TO / FROM THE AIRPORT
The best choice for transportation into the city. Buses depart hourly from a stand directly outside the Arrivals lobby and make drop-offs at major hotels. Look for the counter as you exit Immigration. From the airport to the central Shibuya area takes about 85 minutes, to the Shinjuku Station transportation hub takes around 100 minutes. $26 for a one-way ticket on both routes.
Japan Rail (JR) Narita Express (N'EX)
Trains run every hour (every half hour during peak times) between the airport station just below the Arrivals lobby and the city's main stations: Tokyo Station (one hour, $25 each way) and Shinjuku (80 mins., $27 each way). Purchase tickets at the airport's JR Reservations Office or from vending machines at the stations.
Keisei Skyliner Train
A good choice if you're staying in Asakusa, but not if your hotel is in the more westernized Shinjuku or Shibuya neighborhoods. Purchase tickets at stations or through the Keisei Ueno information office. The plush trains depart every 40 minutes for the central Ueno Station, $17 each way for the hour-long ride.
Keisi Limited Express Bus
Eleven routes connect Narita and major suburban cities in and around Tokyo, including Kichijyoji, Makuhari, Kasai, and Yokohama. Departing times and fares vary depending on the destination. Rides into Tokyo take one hour. Purchase tickets at stations. From $9.50.

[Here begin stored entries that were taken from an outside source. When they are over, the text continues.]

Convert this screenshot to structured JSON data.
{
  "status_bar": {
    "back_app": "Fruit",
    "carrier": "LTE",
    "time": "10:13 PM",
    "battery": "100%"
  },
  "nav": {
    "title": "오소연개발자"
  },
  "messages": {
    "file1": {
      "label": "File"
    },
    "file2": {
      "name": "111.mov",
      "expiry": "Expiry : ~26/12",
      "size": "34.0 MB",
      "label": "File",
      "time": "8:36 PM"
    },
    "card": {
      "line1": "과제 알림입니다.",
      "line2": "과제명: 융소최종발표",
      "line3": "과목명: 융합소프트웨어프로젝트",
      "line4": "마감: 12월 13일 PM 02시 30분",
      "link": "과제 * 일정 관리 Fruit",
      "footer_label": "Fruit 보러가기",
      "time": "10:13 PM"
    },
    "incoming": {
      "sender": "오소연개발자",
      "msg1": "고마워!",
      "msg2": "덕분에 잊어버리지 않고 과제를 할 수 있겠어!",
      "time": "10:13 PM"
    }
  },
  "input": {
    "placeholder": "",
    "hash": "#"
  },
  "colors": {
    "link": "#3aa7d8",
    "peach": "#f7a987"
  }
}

Haneda Monorail tokyo-airport-bldg.co.jp
Haneda is Tokyo's central domestic airport, with few inter-national flights, mostly to/from Asian destinations. If you arrive here, the smartest transportation option into the city is the monorail. Consult the map on the Haneda Airport website for details. Purchase monorail tickets from machines at airport stations. From $4 each way.
Japan Rail (JR) Lines
The Yamanote Line, which encircles the city, and the Chuo Line, which bisects Tokyo, are cheap and convenient, and they connect many places worth visiting. Other lines are more circuitous, and more expensive. Trains arrive and depart every few minutes 5 a.m.--1 a.m. Note: Try to avoid the infamous Tokyo morning rush (7:30 a.m.--9:30 a.m.). Purchase tickets from vending machines. From $1.15/ride, depending on the distance.
The Metro is not as confusing as its colorful map looks. Depending on where you want to go, it can be a great way to get around areas not covered by the nicer JR Lines. Trains run every few minutes 5 a.m.--midnight. From $1.50/ride.

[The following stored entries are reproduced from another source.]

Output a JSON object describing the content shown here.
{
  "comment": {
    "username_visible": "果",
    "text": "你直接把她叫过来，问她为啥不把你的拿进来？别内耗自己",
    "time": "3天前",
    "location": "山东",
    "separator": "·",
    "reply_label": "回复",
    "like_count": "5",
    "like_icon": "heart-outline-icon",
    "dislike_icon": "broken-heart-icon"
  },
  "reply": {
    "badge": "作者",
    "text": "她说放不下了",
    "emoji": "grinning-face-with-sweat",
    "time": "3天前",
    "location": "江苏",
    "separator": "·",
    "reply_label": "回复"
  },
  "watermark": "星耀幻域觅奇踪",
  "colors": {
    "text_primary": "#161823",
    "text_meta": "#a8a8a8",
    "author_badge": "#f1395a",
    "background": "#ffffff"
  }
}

Pick up the handy free Tokyo Metro Guide in stations. It lists major landmarks and sights and their corresponding metro stations. You don't want to explore Tokyo without it.
Toei Subway Lines
In addition to Tokyo Metro lines, Tokyo has four city-operated Toei subway lines--Asakusa, Mita, Shinjuku, and Oedo. You can transfer to and from JR and Metro lines at many stations, but you'll need to pay separate fares. If you know you'll be transferring to or from another transit line, you can purchase a joint ticket at the station where you get on. From $1.50/ride.
Special value tickets
Tokyo Metro's One-Day Open Ticket allows unlimited travel in a 24-hour period. The one-day JR Tokunai Pass is valid for travel on all JR city lines. Both 24-hour passes can be purchased at any station from the cash-only ticket machines. Around $6.25 for a One-Day Open Ticket, $6.50 for a JR Tokunai Pass.

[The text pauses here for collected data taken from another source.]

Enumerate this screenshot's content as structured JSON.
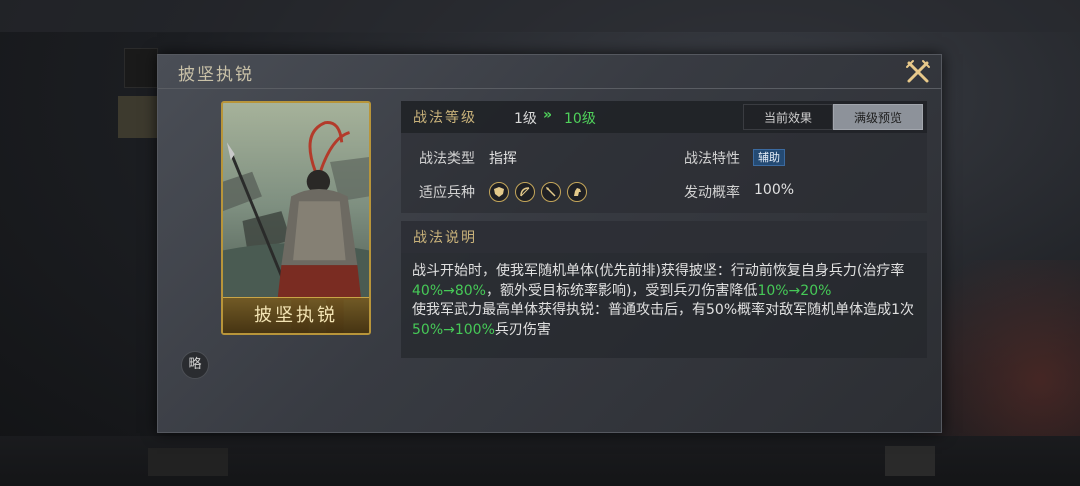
{
  "background": {
    "top_title": "",
    "bottom_left_button": "",
    "bottom_right_button": ""
  },
  "modal": {
    "title": "披坚执锐",
    "close_icon": "crossed-swords-close-icon"
  },
  "card": {
    "name": "披坚执锐",
    "abbr_badge": "略"
  },
  "info": {
    "level_label": "战法等级",
    "level_from": "1级",
    "level_arrow": "»",
    "level_to": "10级",
    "tabs": [
      {
        "label": "当前效果",
        "active": false
      },
      {
        "label": "满级预览",
        "active": true
      }
    ],
    "type_label": "战法类型",
    "type_value": "指挥",
    "trait_label": "战法特性",
    "trait_value": "辅助",
    "troops_label": "适应兵种",
    "troops": [
      "shield-icon",
      "bow-icon",
      "spear-icon",
      "horse-icon"
    ],
    "rate_label": "发动概率",
    "rate_value": "100%"
  },
  "description": {
    "title": "战法说明",
    "p1_a": "战斗开始时，使我军随机单体(优先前排)获得披坚：行动前恢复自身兵力(治疗率",
    "p1_g1": "40%→80%",
    "p1_b": "，额外受目标统率影响)，受到兵刃伤害降低",
    "p1_g2": "10%→20%",
    "p2_a": "使我军武力最高单体获得执锐：普通攻击后，有50%概率对敌军随机单体造成1次",
    "p2_g1": "50%→100%",
    "p2_b": "兵刃伤害"
  },
  "colors": {
    "accent_gold": "#c9b27a",
    "upgrade_green": "#4fd15a",
    "trait_blue": "#244a73"
  }
}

Available for Tokyo Metro and Toei subway lines, as well as several other local trains and buses. They won't save you money, but they'll save you time lining up at cash-only ticket machines. As you enter and exit stations, fares are automatically calculated and deducted from the card. Available in 1,000 yen ($8.75), 3,000 yen ($26.25), and 5,000 yen ($43.75) increments.